In a study conducted by the Universities of Sydney and Melbourne in Australia, researchers reviewed cross-country falls that occurred at FEI events from 2015 through 2017 and compared the rate of injury between riders who wore an air vest and riders who did not. Statistical analysis showed that riders with air vests in fact had increased odds of sustaining a serious injury. However, this study did not show that the air vests caused the injury, and other factors may be at play.
“This study raised several unanswered questions and clearly points to the need for additional research,” says Hart.

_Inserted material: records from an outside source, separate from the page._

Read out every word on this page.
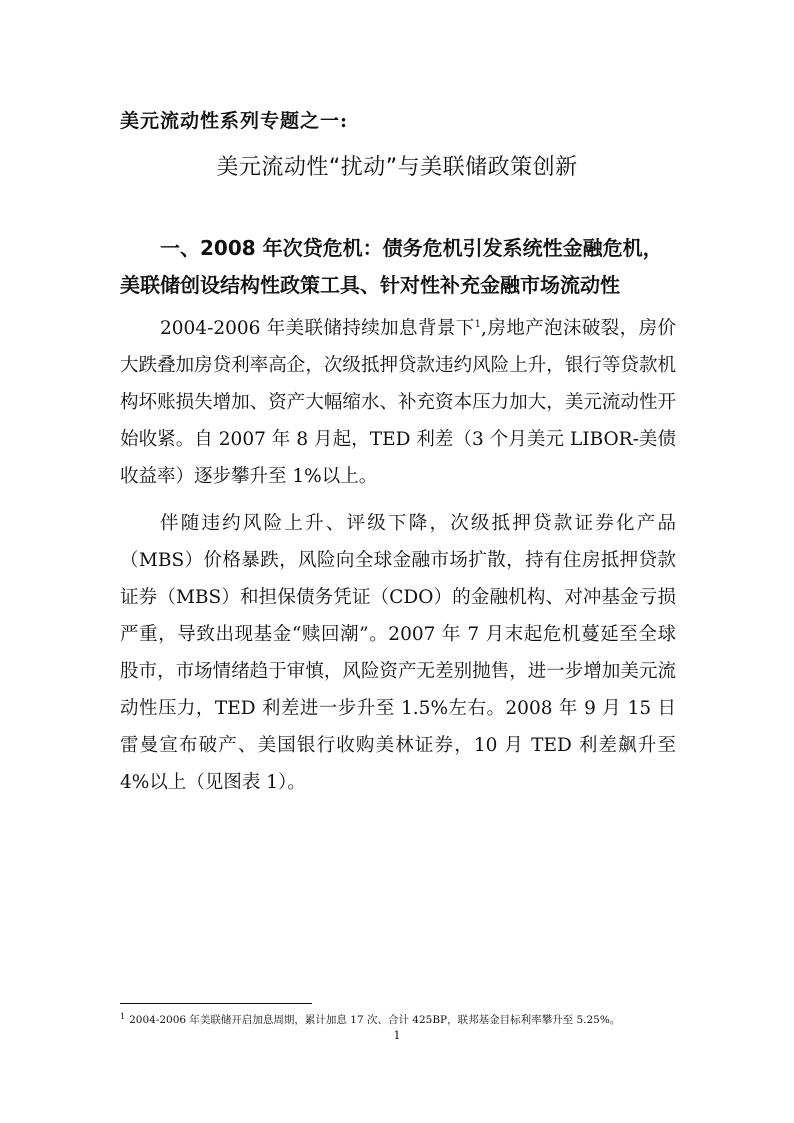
美元流动性系列专题之一:
美元流动性“扰动”与美联储政策创新
一、2008 年次贷危机：债务危机引发系统性金融危机，
美联储创设结构性政策工具、针对性补充金融市场流动性

2004-2006 年美联储持续加息背景下$^1$,房地产泡沫破裂，房价大跌叠加房贷利率高企，次级抵押贷款违约风险上升，银行等贷款机构坏账损失增加、资产大幅缩水、补充资本压力加大，美元流动性开始收紧。自 2007 年 8 月起，TED 利差（3 个月美元 LIBOR-美债收益率）逐步攀升至 1%以上。

伴随违约风险上升、评级下降，次级抵押贷款证券化产品（MBS）价格暴跌，风险向全球金融市场扩散，持有住房抵押贷款证券（MBS）和担保债务凭证（CDO）的金融机构、对冲基金亏损严重，导致出现基金“赎回潮”。2007 年 7 月末起危机蔓延至全球股市，市场情绪趋于审慎，风险资产无差别抛售，进一步增加美元流动性压力，TED 利差进一步升至 1.5%左右。2008 年 9 月 15 日雷曼宣布破产、美国银行收购美林证券，10 月 TED 利差飙升至 4%以上（见图表 1）。

$^1$ 2004-2006 年美联储开启加息周期，累计加息 17 次、合计 425BP，联邦基金目标利率攀升至 5.25%。
1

Anecdotally, many riders do attest to the safety benefits of their air vests, and we’ll continue to see them in the upper levels of eventing. For riders of any level or discipline, Santos emphasizes the importance of choosing the right one and using it correctly, in concert with a traditional body protector.
“If you are interested in the additional protection that an air jacket provides on top of a foundation body protector, look for one that has been tested to the SATRA M38:Issue 3 February 2015 air vest standard,” she says, referring to UK-based independent testing organization, SATRA Technology. “The air activation device is tested prior to being inserted into the air tube to ensure it triggers and punctures the air canister, which in turn inflates the tube when a rider falls. Each tube is inflated to ensure it does so, before dispatching to the customer.”